How does she feel about this?

“It makes me want to get a group of people together, get the plane, get the people, go to Vietnam — I have the coordinates. I have a map — and go get him myself instead of waiting for the government to do what it is they need to do,” she said. “They just need to go in and excavate.”

She said the Defense POW-MIA Accounting Agency has a work plan. “They’ve got the map. They’ve got the two people who are still alive. One gentleman is 84. The other one is in his 70s. So the urgency of getting this done this year is imminent.”

A spokeswoman for the Defense POW-MIA Accounting Agency, Air Force Lt. Col. Melinda Morgan, said Wednesday she had requested Francisco’s file to check on its status.

“Every single family member is important to us and we are working to provide the fastest possible accounting of the service member who may still be unaccounted for from past conflicts and provide it to the families,” Morgan said.

VIETNAM VET’S VIEW

Vietnam War Army veteran Dave Hugus said having a loved one missing in action “is the worst thing that can happen to a family.

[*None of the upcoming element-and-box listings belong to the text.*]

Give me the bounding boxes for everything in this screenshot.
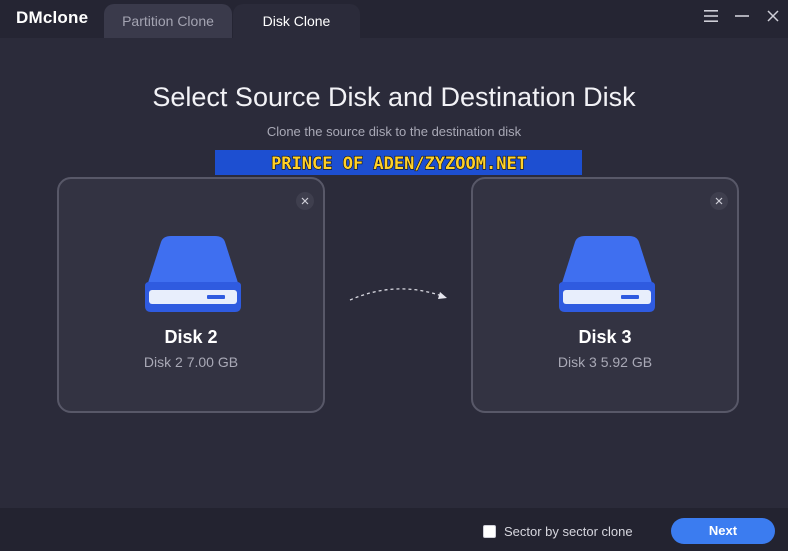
minimize-icon[interactable] <box>731 5 753 27</box>
next-button[interactable]: Next <box>671 518 775 544</box>
page-title: Select Source Disk and Destination Disk <box>152 82 636 112</box>
sector-by-sector-label: Sector by sector clone <box>504 523 633 539</box>
destination-disk-info: Disk 3 5.92 GB <box>557 354 653 370</box>
sector-by-sector-option[interactable]: Sector by sector clone <box>483 523 633 539</box>
source-disk-name: Disk 2 <box>164 327 218 347</box>
hard-disk-icon <box>145 236 241 312</box>
tab-disk-clone[interactable]: Disk Clone <box>233 4 360 38</box>
sector-by-sector-checkbox[interactable] <box>483 524 496 538</box>
page-subtitle: Clone the source disk to the destination… <box>266 124 522 139</box>
watermark-text: PRINCE OF ADEN/ZYZOOM.NET <box>271 154 527 174</box>
tab-partition-clone[interactable]: Partition Clone <box>104 4 232 38</box>
hard-disk-icon <box>559 236 655 312</box>
title-bar: DMclone Partition Clone Disk Clone <box>0 0 788 38</box>
destination-disk-card[interactable]: Disk 3 Disk 3 5.92 GB <box>471 177 739 413</box>
close-icon[interactable] <box>762 5 784 27</box>
destination-disk-name: Disk 3 <box>578 327 632 347</box>
menu-icon[interactable] <box>700 5 722 27</box>
source-disk-card[interactable]: Disk 2 Disk 2 7.00 GB <box>57 177 325 413</box>
watermark-banner: PRINCE OF ADEN/ZYZOOM.NET <box>215 150 582 175</box>
app-name: DMclone <box>16 8 89 27</box>
clone-direction-arrow-icon <box>349 288 447 301</box>
footer-bar: Sector by sector clone Next <box>0 508 788 551</box>
remove-source-icon[interactable] <box>296 192 314 210</box>
source-disk-info: Disk 2 7.00 GB <box>143 354 239 370</box>
remove-destination-icon[interactable] <box>710 192 728 210</box>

It condemns them to infinite uncertainty.”

Like Francisco, Hugus, a member of Henderson’s Vietnam Veterans of America Chapter 1076, received his Army officer’s commission in 1966. That was after graduating from Purdue University in West Lafayette, Ind.

Now a retired lieutenant colonel, Purple Heart recipient and decorated infantry combat commander, he served two tours in Vietnam, first with the 101st Airborne Division in 1968.

Then after nearly bleeding to death from a grenade strike that pulverized his knee, he defied a doctor who thought it would be best to amputate his leg. Instead he recovered, passed physicals and combat training requirements and returned to Vietnam, serving with the 25th Infantry Division in 1970-71.

He knows pain and sorrow from the loss of many comrades in his units, and he endured the days when Vietnam vets were shunned by the public and even other veterans groups.

“Unfortunately the 40th anniversary is a much better anniversary than the 10th or the 20th,” he said, standing in the shadows of the veterans walls outside Henderson City Hall.

“For some reason in the Vietnam War, the public climate was so anti-government, so anti-authority that anybody who was associated with the government even as kind of an innocent participant was put in the government box,” he said.

“So there was this failure on the part of the American people to differentiate between their disagreement with the foreign policy of the United States and those people who were charged with the execution of that policy.”

Public support for veterans has swung like a pendulum since World War II, going from positive to neutral during the Korean War to negative during the Vietnam War and back to positive for post-9/11 operations that had a halo effect for recasting Vietnam-era veterans in positive light.

In Vietnam, Afghanistan and Iraq “we’re not dealing with a military problem. We’re dealing with a political problem that has a military component,” he said.

As for the Vietnam War, Francisco-Farrell said she’ll be thinking today about it “not being the end for a lot of families, and thankful that it did end.”